Di gran lunga più interessanti le edizioni d’artista, che sono, esse stesse, opere, in genere firmate e numerate. A volte possono essere anche un oggetto unico (unique).
Negli anni, l’attenzione verso queste produzioni artistiche di nicchia è cresciuta ed ha una sua presenza stabile anche nelle fiere d’arte. In Italia, solo in questi anni si sta costruendo un collezionismo privato. In altri Paesi, in particolare negli Stati Uniti e nel nord Europa, questo processo è stato avviato da molto più tempo.

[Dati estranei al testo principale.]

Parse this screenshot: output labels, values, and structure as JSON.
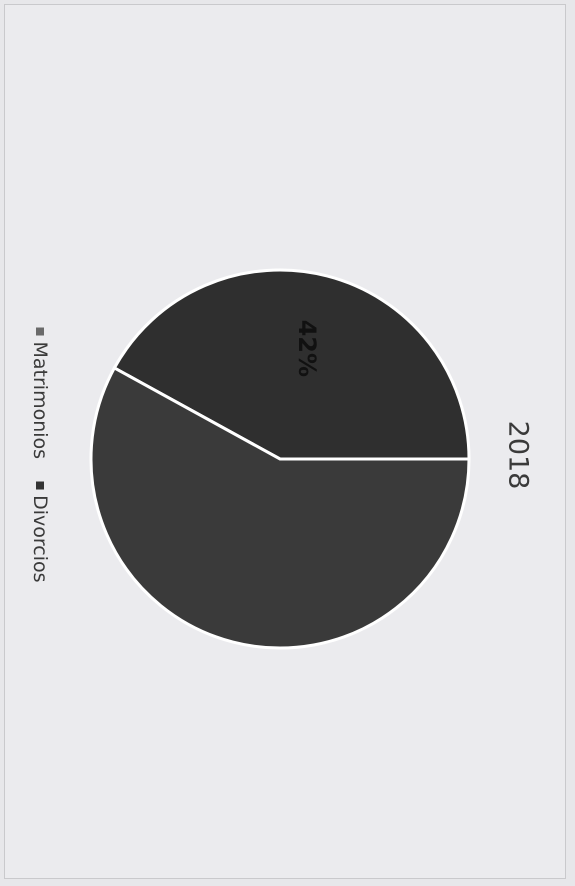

Nei grandi musei internazionali, dal Centre Pompidou di Parigi allo Stedelijk di Amsterdam, dal MoMA di New York al Moderna Museet di Stoccolma, si possono trovare importanti raccolte di libri d’artista e questo consente di poter fare anche ricerca. Il maggiore evento dedicato a questo genere di opere d’arte si tiene a ottobre al PS1 di New York ed è l’Art Book Fair: una fiera di editori e di librai antiquari con circa trecento espositori da tutto il mondo alla quale partecipo ormai da diversi anni.

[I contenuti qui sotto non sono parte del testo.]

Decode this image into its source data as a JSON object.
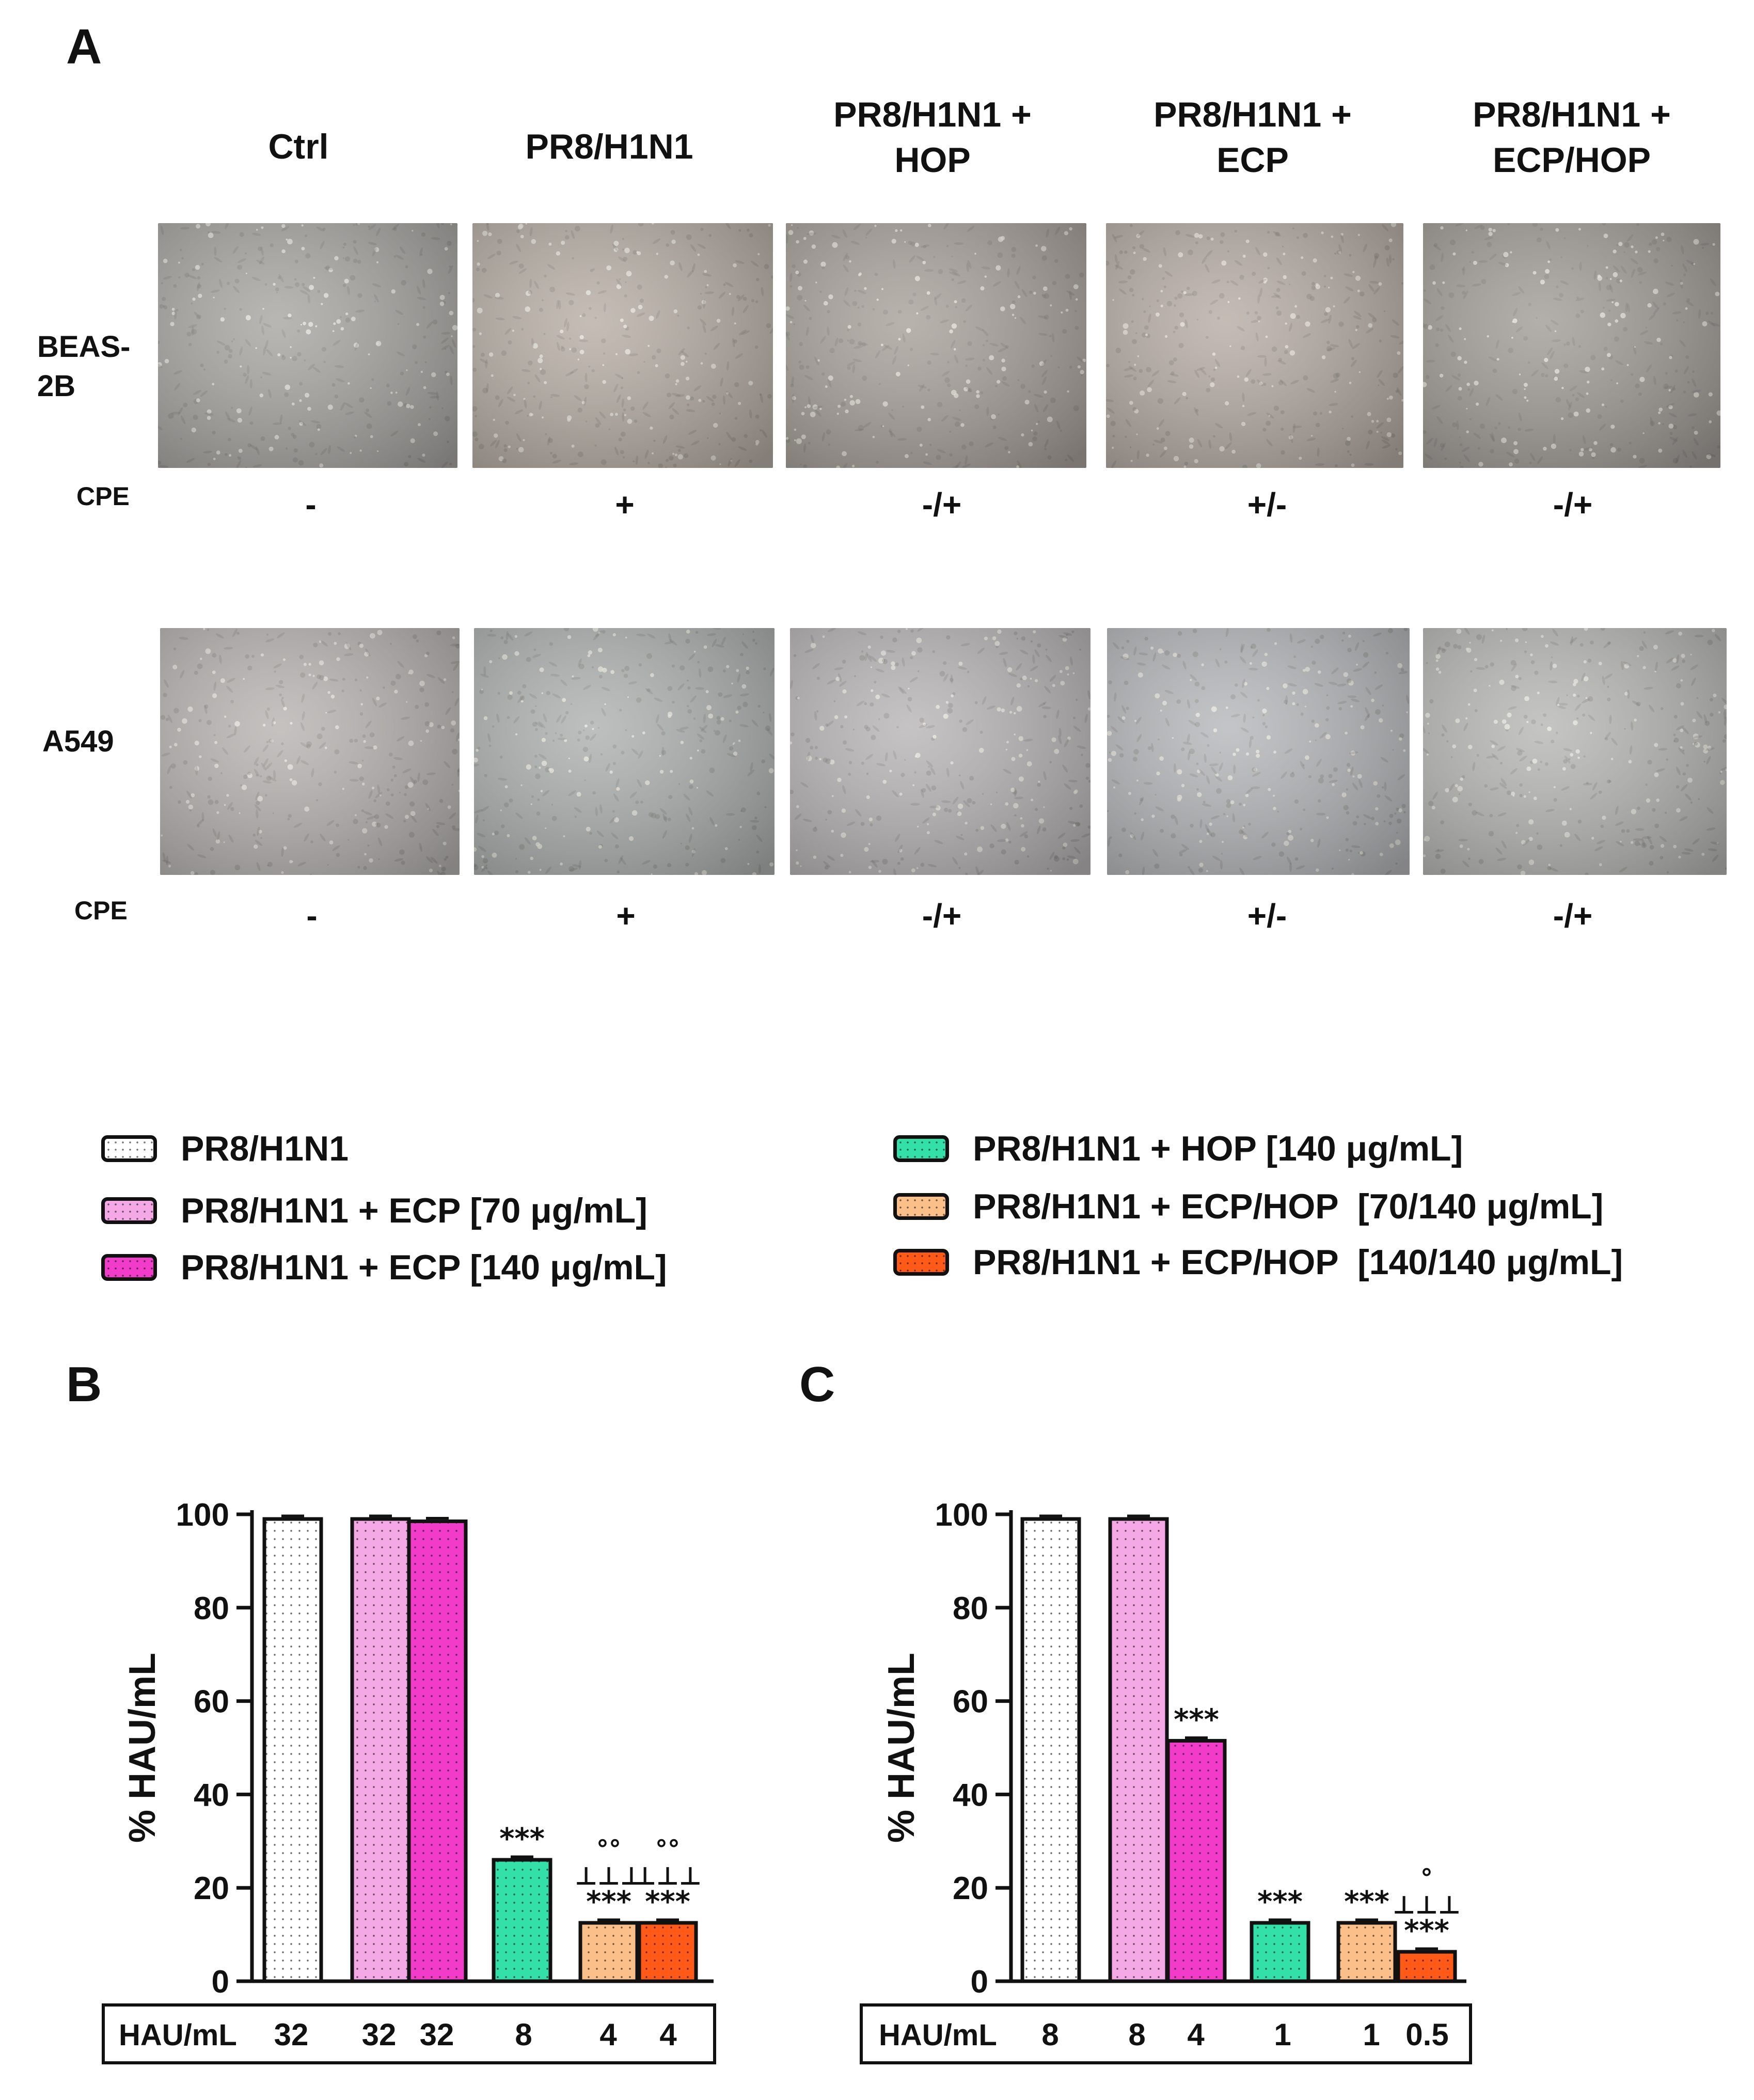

Ci tengo particolarmente a citare un evento culturale curioso e al tempo stesso di qualità che si svolge a Ravenna da alcuni anni: il Festival dell’editoria indipendente “Fahrenheit 39”, curato dall’Associazione Culturale Strativari. Un appuntamento di livello internazionale, per professionisti, ricercatori e operatori del settore e che mantiene una propria identità di ricerca attraverso un rigore curatoriale e una forte impronta sperimentale.
Riguardo alla politica culturale della città, dalla quale, trovandomi spesso fuori Ravenna, mi sono allontanato, sono dell’idea che le iniziative siano spesso autoreferenziali e questo è un atteggiamento che non premia. Non aiuta ritenersi sempre i migliori, per il semplice fatto che non sempre lo siamo. Il ceto medio culturale ha una conoscenza scarsa della storia e della cultura di questa città, carenza che si riflette in una sua non sempre corretta valorizzazione. Inoltre ci sono molte realtà disperse che non hanno la buona abitudine di comunicare tra loro.

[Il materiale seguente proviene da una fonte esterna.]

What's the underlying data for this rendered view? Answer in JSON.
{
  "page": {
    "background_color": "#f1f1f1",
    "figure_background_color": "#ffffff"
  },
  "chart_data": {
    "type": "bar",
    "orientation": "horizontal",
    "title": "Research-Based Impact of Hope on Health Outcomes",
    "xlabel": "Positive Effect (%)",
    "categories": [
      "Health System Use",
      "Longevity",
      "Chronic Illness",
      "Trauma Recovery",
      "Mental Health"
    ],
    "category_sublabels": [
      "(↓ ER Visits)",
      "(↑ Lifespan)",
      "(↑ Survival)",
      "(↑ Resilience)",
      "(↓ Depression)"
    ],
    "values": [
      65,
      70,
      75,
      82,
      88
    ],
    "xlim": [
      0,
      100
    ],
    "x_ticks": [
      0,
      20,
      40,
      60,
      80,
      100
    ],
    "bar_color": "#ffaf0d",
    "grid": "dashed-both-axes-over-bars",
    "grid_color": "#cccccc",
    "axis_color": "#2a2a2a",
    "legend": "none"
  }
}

Manca uno sguardo lungimirante e complessivo, un Corrado Ricci o un Luigi Rava purtroppo capitano ogni qualche secolo, ma anche l’attenzione alla conduzione corrente è deficitaria. Basti l’esempio di Galla Placidia, dove un cartello recita “mausoleo del secondo quarto del quindicesimo secolo”. Per non parlare del rapporto irriverente con gli architetti, da Giovanni Michelucci a Renzo Piano, o, più modestamente, anche solo Stefano Boeri. L’anima agraria della città finisce con il prevalere. E anche Forlì, al confronto, sembra Parigi. Poi c’è il secolare problema dei collegamenti ferroviari che nessuno sembra volere seriamente affrontare (preferendo perdere tempo e denari per progetti improbabili come il bypass sul Candiano (ricordate?) destinati a naufragare.
Inoltre la fase industriale in declino induce a riflettere su un prevedibile degrado ambientale e impoverimento economico del territorio (le aree delle ex raffinerie che nessuno vuole bonificare o le acque altamente inquinate del Candiano nel suo ramo terminale). Si pone con urgenza la necessità di uno sforzo creativo collettivo, e sarà necessaria soprattutto una capacità di saper immaginare libera e indipendente. Tenendo sempre presente che le trasformazioni, se non sono ben pensate, possono essere anche violente e deturpare un territorio per sempre, come appunto insegna la storia recente».